Micronutrient-Enhanced Hyperthermic Intraperitoneal Chemotherapy for Treatment of Peritoneal Metastasis: A Novel Experimental Design

Abstract

Introduction: Peritoneal carcinomatosis is an end stage sequela occurring in 10% of patients with colorectal cancer. Palliative approaches have evolved over the past several decades and the role for surgical cytoreduction with hyperthermic intraperitoineal chemotherapy (HIPEC) has proven efficacy in several studies. Optimization of HIPEC therapy includes the addition of adjuncts to the carrier solution of intraperitoneal chemotherapy to improve tumor cell killing. In this study the addition of vitamin C, selenium, and quercetin ("micronutrient combination") to mitomycin C is evaluated in-vitro, and a novel murine model of HIPEC is developed using a hyperthermic chemotherapy infuser device designed de novo and printed on a 3D resin printer.

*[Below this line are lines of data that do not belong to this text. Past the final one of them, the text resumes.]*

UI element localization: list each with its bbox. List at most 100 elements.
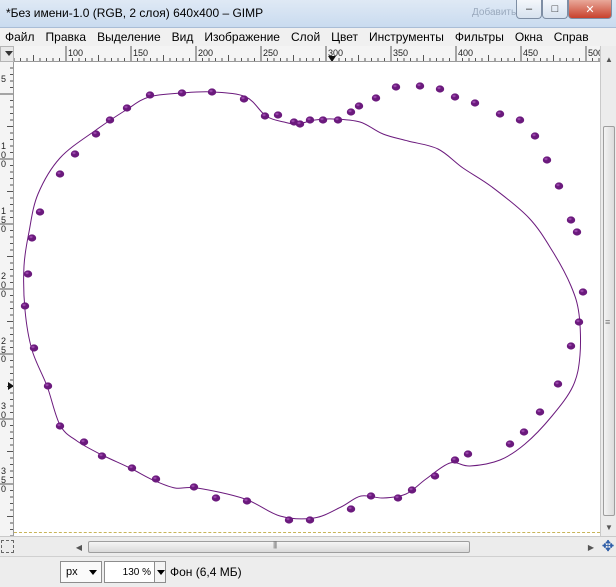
- ruler-label: 100: [68, 48, 83, 58]
- menu-image[interactable]: Изображение: [199, 28, 286, 46]
- path-point-highlight: [209, 89, 213, 93]
- vertical-ruler-ticks: 5100150200250300350: [0, 67, 13, 536]
- chevron-down-icon: [89, 570, 97, 575]
- path-point-highlight: [262, 113, 266, 117]
- path-point-highlight: [81, 439, 85, 443]
- path-point-highlight: [368, 493, 372, 497]
- path-point-highlight: [465, 451, 469, 455]
- path-point-highlight: [37, 209, 41, 213]
- menu-edit[interactable]: Правка: [41, 28, 93, 46]
- vertical-scrollbar[interactable]: ▲ ▼: [600, 46, 616, 536]
- horizontal-ruler-ticks: 100150200250300350400450500: [14, 46, 600, 61]
- path-point-marker: [91, 130, 101, 138]
- scroll-down-icon[interactable]: ▼: [602, 520, 616, 534]
- maximize-icon: □: [551, 3, 559, 15]
- menu-filters[interactable]: Фильтры: [450, 28, 510, 46]
- heart-path: [23, 91, 582, 520]
- path-point-marker: [20, 302, 30, 310]
- path-point-marker: [450, 93, 460, 101]
- path-point-highlight: [532, 133, 536, 137]
- path-point-highlight: [25, 271, 29, 275]
- path-point-highlight: [580, 289, 584, 293]
- path-point-marker: [553, 380, 563, 388]
- menu-file[interactable]: Файл: [0, 28, 41, 46]
- minimize-button[interactable]: –: [516, 0, 542, 19]
- ruler-label: 0: [1, 484, 6, 494]
- path-point-marker: [273, 111, 283, 119]
- path-point-highlight: [568, 217, 572, 221]
- path-point-highlight: [320, 117, 324, 121]
- horizontal-scroll-thumb[interactable]: [88, 540, 470, 553]
- maximize-button[interactable]: □: [542, 0, 568, 19]
- path-point-marker: [346, 108, 356, 116]
- path-point-marker: [207, 88, 217, 96]
- menu-windows[interactable]: Окна: [510, 28, 549, 46]
- path-point-marker: [122, 104, 132, 112]
- path-point-highlight: [348, 506, 352, 510]
- path-point-marker: [391, 83, 401, 91]
- path-point-marker: [495, 110, 505, 118]
- path-point-highlight: [472, 100, 476, 104]
- menu-view[interactable]: Вид: [167, 28, 200, 46]
- path-point-marker: [189, 483, 199, 491]
- path-point-marker: [70, 150, 80, 158]
- path-point-marker: [542, 156, 552, 164]
- vertical-scroll-thumb[interactable]: [603, 126, 615, 516]
- path-point-highlight: [307, 517, 311, 521]
- image-menu-icon[interactable]: [0, 46, 14, 62]
- title-bar: *Без имени-1.0 (RGB, 2 слоя) 640x400 – G…: [0, 0, 616, 28]
- path-point-highlight: [432, 473, 436, 477]
- menu-help[interactable]: Справ: [549, 28, 595, 46]
- navigate-icon[interactable]: ✥: [600, 536, 616, 556]
- menu-bar: Файл Правка Выделение Вид Изображение Сл…: [0, 28, 616, 46]
- ruler-label: 0: [1, 354, 6, 364]
- path-point-marker: [333, 116, 343, 124]
- menu-tools[interactable]: Инструменты: [364, 28, 450, 46]
- path-point-marker: [463, 450, 473, 458]
- path-point-highlight: [307, 117, 311, 121]
- scroll-left-icon[interactable]: ◀: [72, 540, 86, 554]
- path-point-marker: [318, 116, 328, 124]
- path-point-marker: [211, 494, 221, 502]
- ruler-label: 350: [393, 48, 408, 58]
- layer-boundary: [14, 532, 600, 533]
- path-point-highlight: [555, 381, 559, 385]
- menu-layer[interactable]: Слой: [286, 28, 326, 46]
- horizontal-ruler[interactable]: 100150200250300350400450500: [14, 46, 600, 62]
- path-point-highlight: [437, 86, 441, 90]
- path-point-highlight: [107, 117, 111, 121]
- path-point-highlight: [409, 487, 413, 491]
- path-point-marker: [530, 132, 540, 140]
- path-point-highlight: [373, 95, 377, 99]
- horizontal-scrollbar[interactable]: ◀ ▶: [0, 536, 616, 556]
- ruler-label: 5: [1, 74, 6, 84]
- path-point-marker: [393, 494, 403, 502]
- status-message: Фон (6,4 МБ): [170, 565, 242, 579]
- ruler-label: 0: [1, 419, 6, 429]
- path-point-marker: [430, 472, 440, 480]
- path-point-marker: [23, 270, 33, 278]
- path-point-marker: [305, 116, 315, 124]
- path-point-highlight: [213, 495, 217, 499]
- path-point-marker: [366, 492, 376, 500]
- ruler-label: 500: [588, 48, 600, 58]
- path-point-highlight: [244, 498, 248, 502]
- path-point-highlight: [22, 303, 26, 307]
- unit-value: px: [66, 566, 78, 578]
- path-point-marker: [505, 440, 515, 448]
- path-point-highlight: [93, 131, 97, 135]
- menu-select[interactable]: Выделение: [92, 28, 167, 46]
- vertical-ruler[interactable]: 5100150200250300350: [0, 62, 14, 536]
- quick-mask-icon[interactable]: [1, 540, 14, 553]
- close-button[interactable]: ✕: [568, 0, 612, 19]
- zoom-dropdown-button[interactable]: [154, 561, 166, 583]
- ruler-label: 150: [133, 48, 148, 58]
- menu-colors[interactable]: Цвет: [326, 28, 364, 46]
- path-point-marker: [97, 452, 107, 460]
- scroll-up-icon[interactable]: ▲: [602, 52, 616, 66]
- scroll-right-icon[interactable]: ▶: [584, 540, 598, 554]
- image-canvas[interactable]: [14, 62, 600, 536]
- path-point-marker: [145, 91, 155, 99]
- unit-select[interactable]: px: [60, 561, 102, 583]
- path-point-highlight: [179, 90, 183, 94]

Methods: HCT-116 cells were grown in culture and divided into treatment groups including: control, micronutrient combination, mitomycin C, and mitomycin C + micronutrient combination. Groups were cultured up to 72 hours after treatment and then subjected to MTT assay, crystal violet assay, trypan blue synergy assay, clonogenicity assay, cell cycle assessment by flow cytometry with propidium iodide, and western blotting for cleaved caspase-3. The infuser device was designed in a CAD environment, printed on a 3D resin printer, and underwent fluid temperature stability analysis and flow experiments by infusing methylene blue into live mice followed by necropsy and analysis of dyeing patterns. Results: MCC treated cells proliferated at 32.7%, and tumor cells treated with MCC + MNC carrier solution proliferated at 27.3%. Normothermic MCC and the MNC alone caused a 26.8% and 33.3% reduction in cell survival, and MCC delivered to cells in the micronutrient combination solution decreased cell survival by 53.2%. 95.3% and 99% of cells treated with MCC or MNC alone demonstrated viability, and 85% of cells treated with MCC + MNC demonstrated short term viability, suggesting synergy. HCT-116 clonogenicity is disrupted by MCC and MNC individually, and nonexistent in the MCC + MNC treatment group. Cleaved caspase-3 mediated apoptosis is upregulated by MCC, and by MNC to a lesser extent. Flow cytometry apoptosis demonstrates increased S-phase cell cycle arrest in the MCC + MNC sample. The mouse infuser HIPEC apparatus demonstrated an thorough distribution of blue dye in predictable regions of the abdomen with an acceptable range of hyperthermic regulation.